PCR-Tests in Wien: Laborkapazitäten wie ganz Deutschland

Will man schlechte Laune haben, hilft es, sich die offiziellen Testzahlen anzusehen: Derzeit bringt ganz Deutschland es täglich auf 370.000 PCR-Tests am Tag. Rund 350.000 PCR-Tests, also etwa so viele wie in Deutschland, schafft man auch in Österreich locker am Tag – und zwar nur in Wien. Die Stadt arbeitet derzeit an der Erweiterung ihrer Laborkapazitäten, bald sollen gar 500.000 Tests pro Tag möglich sein, 3,5 Millionen analysierte Proben pro Woche.
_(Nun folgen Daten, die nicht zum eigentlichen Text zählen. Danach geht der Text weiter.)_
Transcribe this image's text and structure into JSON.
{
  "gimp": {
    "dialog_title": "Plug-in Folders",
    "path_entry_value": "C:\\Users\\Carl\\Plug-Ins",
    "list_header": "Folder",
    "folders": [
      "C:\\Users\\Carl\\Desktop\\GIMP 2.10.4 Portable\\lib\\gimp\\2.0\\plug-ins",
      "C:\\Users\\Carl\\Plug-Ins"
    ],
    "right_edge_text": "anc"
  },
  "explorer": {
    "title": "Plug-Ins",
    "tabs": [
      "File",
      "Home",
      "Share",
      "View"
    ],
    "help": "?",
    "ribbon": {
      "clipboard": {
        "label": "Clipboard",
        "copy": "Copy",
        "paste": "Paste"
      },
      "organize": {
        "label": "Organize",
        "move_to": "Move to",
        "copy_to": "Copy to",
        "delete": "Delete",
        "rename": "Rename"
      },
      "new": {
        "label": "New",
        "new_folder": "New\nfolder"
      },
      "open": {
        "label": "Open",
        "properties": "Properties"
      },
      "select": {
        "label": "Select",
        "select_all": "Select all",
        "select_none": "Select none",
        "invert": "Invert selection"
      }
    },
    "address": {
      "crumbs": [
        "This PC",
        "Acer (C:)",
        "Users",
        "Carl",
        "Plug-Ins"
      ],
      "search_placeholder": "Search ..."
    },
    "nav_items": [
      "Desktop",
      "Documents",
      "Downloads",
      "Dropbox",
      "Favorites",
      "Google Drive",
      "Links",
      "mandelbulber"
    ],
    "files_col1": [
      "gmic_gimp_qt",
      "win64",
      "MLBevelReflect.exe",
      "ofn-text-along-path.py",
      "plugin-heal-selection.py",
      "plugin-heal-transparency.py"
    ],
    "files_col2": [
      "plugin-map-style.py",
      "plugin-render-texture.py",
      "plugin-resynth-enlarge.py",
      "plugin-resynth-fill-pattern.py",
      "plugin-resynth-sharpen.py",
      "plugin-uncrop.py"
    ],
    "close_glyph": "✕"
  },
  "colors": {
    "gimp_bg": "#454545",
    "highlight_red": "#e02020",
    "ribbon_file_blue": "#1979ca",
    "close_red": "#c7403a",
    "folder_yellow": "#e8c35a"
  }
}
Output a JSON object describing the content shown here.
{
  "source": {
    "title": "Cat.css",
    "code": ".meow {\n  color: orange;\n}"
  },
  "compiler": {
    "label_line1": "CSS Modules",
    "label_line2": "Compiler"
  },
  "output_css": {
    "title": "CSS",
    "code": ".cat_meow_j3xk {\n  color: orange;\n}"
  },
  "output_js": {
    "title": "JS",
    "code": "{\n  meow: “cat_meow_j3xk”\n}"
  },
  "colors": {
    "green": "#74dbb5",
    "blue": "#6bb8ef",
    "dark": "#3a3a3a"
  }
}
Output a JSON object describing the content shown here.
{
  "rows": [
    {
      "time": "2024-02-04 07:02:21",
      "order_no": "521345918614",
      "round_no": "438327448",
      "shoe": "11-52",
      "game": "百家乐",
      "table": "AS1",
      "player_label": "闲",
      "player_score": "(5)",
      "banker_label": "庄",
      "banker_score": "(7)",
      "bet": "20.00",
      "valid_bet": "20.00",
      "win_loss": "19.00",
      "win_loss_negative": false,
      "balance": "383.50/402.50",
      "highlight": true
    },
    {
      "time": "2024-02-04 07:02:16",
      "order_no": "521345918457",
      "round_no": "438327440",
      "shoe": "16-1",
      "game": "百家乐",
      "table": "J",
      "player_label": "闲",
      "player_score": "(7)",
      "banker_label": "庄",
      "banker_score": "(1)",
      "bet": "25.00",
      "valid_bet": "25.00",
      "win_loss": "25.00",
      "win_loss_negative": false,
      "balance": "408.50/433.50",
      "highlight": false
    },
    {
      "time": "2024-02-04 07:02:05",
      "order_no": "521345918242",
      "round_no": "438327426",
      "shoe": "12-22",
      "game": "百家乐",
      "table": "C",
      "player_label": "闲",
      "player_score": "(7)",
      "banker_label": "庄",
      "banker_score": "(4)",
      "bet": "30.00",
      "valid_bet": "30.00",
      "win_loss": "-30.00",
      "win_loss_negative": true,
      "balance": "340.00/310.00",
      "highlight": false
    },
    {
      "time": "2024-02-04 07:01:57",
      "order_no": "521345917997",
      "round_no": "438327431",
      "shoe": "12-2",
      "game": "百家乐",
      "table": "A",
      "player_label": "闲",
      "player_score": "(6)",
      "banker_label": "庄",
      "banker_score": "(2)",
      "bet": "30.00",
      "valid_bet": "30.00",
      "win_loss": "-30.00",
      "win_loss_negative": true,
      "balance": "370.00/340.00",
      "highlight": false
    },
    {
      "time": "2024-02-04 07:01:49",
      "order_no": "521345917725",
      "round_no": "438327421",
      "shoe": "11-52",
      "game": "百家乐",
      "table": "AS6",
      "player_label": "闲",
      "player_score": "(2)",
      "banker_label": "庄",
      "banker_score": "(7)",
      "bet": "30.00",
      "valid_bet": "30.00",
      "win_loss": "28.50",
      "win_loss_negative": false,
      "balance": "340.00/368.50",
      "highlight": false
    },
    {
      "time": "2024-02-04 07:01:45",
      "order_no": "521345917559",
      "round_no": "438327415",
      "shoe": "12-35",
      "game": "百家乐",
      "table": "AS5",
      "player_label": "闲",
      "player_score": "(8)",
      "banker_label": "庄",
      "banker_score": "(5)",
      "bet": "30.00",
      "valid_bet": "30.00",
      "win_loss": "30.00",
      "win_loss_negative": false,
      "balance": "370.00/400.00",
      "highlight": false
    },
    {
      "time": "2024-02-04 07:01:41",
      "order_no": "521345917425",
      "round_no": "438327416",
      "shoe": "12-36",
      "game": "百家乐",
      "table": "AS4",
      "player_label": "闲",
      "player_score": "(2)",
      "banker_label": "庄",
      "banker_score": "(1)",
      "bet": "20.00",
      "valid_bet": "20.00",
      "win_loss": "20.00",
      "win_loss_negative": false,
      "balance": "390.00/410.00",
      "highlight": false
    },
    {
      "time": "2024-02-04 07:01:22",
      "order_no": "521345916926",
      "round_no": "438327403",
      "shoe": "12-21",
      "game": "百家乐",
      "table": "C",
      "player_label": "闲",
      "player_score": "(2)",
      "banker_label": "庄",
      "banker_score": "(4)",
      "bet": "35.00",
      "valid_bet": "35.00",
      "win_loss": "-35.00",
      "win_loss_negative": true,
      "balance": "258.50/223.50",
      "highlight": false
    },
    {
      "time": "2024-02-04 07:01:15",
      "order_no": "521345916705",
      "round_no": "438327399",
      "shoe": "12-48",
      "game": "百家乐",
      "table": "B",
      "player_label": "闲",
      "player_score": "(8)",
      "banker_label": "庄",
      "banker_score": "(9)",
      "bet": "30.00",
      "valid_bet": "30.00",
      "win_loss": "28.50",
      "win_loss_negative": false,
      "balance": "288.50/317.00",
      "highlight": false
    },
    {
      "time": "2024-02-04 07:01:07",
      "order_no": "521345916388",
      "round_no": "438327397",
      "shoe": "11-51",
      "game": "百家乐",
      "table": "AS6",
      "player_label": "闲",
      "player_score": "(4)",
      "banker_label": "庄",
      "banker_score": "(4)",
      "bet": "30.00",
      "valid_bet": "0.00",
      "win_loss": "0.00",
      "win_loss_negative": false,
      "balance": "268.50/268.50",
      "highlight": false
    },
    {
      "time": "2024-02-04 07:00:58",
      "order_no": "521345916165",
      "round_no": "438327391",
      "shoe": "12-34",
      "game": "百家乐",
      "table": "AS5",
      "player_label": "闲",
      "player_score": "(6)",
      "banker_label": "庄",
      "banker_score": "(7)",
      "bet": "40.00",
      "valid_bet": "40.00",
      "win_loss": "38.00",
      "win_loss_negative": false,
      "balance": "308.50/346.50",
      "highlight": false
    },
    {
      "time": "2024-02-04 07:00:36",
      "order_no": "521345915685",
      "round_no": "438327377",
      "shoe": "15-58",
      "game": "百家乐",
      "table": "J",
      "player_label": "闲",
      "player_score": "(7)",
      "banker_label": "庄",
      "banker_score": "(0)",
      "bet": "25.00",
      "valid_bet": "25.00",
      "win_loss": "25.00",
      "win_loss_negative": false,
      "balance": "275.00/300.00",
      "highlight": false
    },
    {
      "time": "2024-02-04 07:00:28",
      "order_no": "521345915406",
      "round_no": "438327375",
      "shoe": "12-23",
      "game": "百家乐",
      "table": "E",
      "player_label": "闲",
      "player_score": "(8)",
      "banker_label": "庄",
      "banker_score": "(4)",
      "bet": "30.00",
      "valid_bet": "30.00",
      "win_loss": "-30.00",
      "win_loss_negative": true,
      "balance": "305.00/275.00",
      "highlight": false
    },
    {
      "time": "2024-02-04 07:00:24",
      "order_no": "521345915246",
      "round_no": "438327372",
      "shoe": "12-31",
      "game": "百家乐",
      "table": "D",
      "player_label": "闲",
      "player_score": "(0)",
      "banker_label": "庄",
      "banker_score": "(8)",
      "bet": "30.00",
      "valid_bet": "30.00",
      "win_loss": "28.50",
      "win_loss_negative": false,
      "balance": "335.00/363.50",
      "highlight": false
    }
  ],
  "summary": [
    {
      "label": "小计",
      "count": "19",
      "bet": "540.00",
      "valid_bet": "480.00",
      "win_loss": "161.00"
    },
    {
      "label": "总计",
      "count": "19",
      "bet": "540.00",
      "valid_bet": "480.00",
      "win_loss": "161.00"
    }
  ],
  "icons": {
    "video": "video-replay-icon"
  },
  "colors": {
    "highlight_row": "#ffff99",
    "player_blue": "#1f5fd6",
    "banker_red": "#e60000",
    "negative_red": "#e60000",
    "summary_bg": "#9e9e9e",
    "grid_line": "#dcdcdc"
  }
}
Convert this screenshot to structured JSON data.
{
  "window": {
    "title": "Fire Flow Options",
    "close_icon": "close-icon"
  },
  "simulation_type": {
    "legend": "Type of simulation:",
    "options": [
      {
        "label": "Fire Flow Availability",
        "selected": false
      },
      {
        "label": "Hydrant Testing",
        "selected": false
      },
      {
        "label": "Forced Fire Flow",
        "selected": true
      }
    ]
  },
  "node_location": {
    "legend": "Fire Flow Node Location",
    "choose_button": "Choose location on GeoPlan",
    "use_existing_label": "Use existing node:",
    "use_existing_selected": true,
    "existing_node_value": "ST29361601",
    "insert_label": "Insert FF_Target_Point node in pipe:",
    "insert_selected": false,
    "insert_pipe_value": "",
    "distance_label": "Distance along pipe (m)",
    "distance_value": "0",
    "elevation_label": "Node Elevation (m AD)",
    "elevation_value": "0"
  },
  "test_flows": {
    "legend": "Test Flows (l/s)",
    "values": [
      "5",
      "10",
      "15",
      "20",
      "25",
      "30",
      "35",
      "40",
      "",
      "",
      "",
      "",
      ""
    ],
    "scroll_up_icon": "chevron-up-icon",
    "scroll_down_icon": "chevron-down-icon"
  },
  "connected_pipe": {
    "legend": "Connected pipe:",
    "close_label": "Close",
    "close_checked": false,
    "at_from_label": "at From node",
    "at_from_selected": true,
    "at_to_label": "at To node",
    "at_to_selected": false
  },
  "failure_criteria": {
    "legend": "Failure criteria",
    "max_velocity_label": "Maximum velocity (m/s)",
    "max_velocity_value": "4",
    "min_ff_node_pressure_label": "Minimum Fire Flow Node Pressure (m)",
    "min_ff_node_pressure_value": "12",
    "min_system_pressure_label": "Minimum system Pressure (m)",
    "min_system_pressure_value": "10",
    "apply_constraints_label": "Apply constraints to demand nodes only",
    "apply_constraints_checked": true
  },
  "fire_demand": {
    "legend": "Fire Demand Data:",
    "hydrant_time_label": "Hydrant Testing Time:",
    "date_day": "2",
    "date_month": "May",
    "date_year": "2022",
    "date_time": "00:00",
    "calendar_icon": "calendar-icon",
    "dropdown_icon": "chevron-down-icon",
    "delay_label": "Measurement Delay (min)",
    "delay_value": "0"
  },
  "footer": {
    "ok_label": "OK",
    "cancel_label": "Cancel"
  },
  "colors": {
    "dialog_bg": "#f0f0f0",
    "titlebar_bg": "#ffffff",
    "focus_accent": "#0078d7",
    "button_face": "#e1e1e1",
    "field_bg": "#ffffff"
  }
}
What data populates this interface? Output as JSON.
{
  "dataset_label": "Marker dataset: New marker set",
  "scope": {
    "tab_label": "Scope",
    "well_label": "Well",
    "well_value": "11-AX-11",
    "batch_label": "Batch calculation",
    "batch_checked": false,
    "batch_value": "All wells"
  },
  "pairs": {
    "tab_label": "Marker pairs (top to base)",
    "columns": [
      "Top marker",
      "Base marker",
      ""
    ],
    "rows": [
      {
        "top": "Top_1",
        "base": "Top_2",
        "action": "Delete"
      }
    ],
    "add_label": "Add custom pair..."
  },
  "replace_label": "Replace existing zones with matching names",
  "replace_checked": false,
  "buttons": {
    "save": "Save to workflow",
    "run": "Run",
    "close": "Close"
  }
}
Eine ganze Stadt testet mehr als das größte Land der EU. In Berlin kann man von Wiener Verhältnissen nur träumen. Was macht die Stadt anders?

Im Gegensatz zu Berlin setzt man in Wien fast gar nicht auf Antigen-Schnelltests, die man bei uns immerhin an jeder Straßenecke bekommt. Aber gerade mit der Omikron-Variante ist deren Verlässlichkeit umstritten. Ein Test ist zwar besser als kein Test, aber mangelnde Qualitätskontrollen und verminderte Sensitivität zählen zu den Problemen, Nachlässigkeit bei der Testdurchführung kommen hinzu. Und während Deutschland derzeit mühsam eine Liste zusammenstellen lässt, welche Anbieter wirklich gute Tests auf den Markt gebracht haben, geht Wien schon längst aufs Ganze und hat den PCR-Test zum Standard gemacht.

PCR-Tests sind viel verlässlicher

„Alles gurgelt“, so heißt die Initiative, die schon im März 2021 begonnen hat. Denn genutzt werden in Wien vornehmlich Gurgeltests, bei denen man mit Salzwasser gurgelt, das mit einem kleinen Röhrchen in einen Behälter spuckt und die ganze Probe dann zur Untersuchung ins Labor schickt. Die Tests kann man zuhause nach digitaler Zertifikation selbst durchführen oder eine der Teststraßen und -stationen nutzen. Das ist nicht nur simpel, sondern auch noch gratis: Die Sets sind kostenlos und an vielen Stellen erhältlich, in Supermärkten oder Tankstellen etwa. Auch abgeben kann man die Selbsttests nahezu überall – und hat das Ergebnis am nächsten Tag, manchmal sogar noch am selben Abend. In Wien ist es also einfach, tagesaktuelle Gewissheit über Infektionen zu erlangen – und das macht jedes Treffen, jeden Theaterbesuch und jeden Abend in der Bar entspannter.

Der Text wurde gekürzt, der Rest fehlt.